Multivalent Fragments in the Clinic: Muvalaplin

Cardiovascular disease remains the leading cause of mortality, and elevated lipoprotein(a) (Lp(a)) is recognized as an independent genetic risk factor. Traditional lipid‑lowering agents have limited impact on Lp(a), prompting a surge of interest in novel mechanisms. Fragment‑based drug discovery, especially leveraging multivalency, offers a route to high‑affinity binders that can engage repetitive protein domains such as the Kringle IV repeats of apolipoprotein(a). By coupling three low‑molecular‑weight fragments, researchers can achieve cooperative binding that dramatically enhances potency while preserving drug‑like properties.

The muvalaplin program illustrates this principle. Starting from the rule‑of‑three fragment LSN3353871, which bound a single KIV8 domain with nanomolar affinity, the team engineered a dimer (LSN3441732) that reached picomolar inhibition. Extending the scaffold to a trimeric architecture (LY3473329) enabled simultaneous occupation of three KIV8 sites, delivering sub‑picomolar activity in biochemical assays. Despite a molecular weight exceeding 700 Da and multiple ionizable groups, the molecule is orally bioavailable, a rarity for multivalent constructs, and demonstrates selectivity for apo(a) over the closely related plasminogen kringle domains, preserving normal fibrinolysis.

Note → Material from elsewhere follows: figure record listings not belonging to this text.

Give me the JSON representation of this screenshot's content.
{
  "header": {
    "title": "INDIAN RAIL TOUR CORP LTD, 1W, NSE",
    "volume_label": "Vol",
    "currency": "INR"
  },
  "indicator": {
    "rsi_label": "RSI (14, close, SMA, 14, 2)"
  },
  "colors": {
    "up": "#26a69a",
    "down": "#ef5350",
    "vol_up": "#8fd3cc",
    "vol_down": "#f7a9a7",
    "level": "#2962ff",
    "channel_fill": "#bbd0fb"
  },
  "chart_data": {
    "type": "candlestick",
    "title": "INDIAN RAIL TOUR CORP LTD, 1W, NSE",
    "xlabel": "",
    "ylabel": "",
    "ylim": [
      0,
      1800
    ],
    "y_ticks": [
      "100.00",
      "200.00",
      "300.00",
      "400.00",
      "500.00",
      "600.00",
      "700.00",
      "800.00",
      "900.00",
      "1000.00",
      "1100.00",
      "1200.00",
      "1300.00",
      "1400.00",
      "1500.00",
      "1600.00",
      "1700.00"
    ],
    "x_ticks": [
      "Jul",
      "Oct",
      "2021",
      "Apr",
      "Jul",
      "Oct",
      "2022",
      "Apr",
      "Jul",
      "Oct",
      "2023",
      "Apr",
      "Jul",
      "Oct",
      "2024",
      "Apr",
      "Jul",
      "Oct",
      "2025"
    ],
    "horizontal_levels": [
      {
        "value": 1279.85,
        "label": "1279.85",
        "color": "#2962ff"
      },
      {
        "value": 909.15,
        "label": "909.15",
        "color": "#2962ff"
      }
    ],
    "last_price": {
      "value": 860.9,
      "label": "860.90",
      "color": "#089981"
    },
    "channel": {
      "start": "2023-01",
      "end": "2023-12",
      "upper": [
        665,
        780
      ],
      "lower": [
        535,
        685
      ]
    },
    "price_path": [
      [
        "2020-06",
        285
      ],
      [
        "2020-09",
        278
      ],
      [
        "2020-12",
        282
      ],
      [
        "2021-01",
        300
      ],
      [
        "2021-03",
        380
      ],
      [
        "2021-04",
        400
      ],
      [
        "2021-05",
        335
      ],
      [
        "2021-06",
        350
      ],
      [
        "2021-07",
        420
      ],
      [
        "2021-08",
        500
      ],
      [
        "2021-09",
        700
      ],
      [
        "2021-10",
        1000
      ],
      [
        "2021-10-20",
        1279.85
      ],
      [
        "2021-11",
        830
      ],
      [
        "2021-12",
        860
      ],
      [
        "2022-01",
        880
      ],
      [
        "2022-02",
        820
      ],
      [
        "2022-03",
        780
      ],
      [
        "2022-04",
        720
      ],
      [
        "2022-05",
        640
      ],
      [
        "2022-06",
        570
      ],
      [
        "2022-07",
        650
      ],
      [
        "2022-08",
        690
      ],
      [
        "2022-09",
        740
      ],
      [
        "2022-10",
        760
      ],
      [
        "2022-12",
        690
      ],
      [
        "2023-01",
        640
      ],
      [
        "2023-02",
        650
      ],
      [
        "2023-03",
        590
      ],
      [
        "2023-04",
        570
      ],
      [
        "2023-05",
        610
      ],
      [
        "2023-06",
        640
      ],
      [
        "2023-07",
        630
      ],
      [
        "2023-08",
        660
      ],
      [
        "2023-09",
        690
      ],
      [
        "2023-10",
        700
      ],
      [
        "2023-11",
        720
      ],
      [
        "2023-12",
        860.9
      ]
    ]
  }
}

Clinically, muvalaplin’s progression to a phase 3 trial with a target enrollment of over ten thousand patients signals confidence in its safety and efficacy profile. If successful, it could become the first oral therapy to meaningfully lower Lp(a) without anticoagulant side effects, opening a new therapeutic class for a condition that affects millions worldwide. Moreover, the success of a multivalent fragment‑based drug may inspire similar strategies across other protein‑protein interaction targets, reinforcing the relevance of fragment chemistry in modern drug development.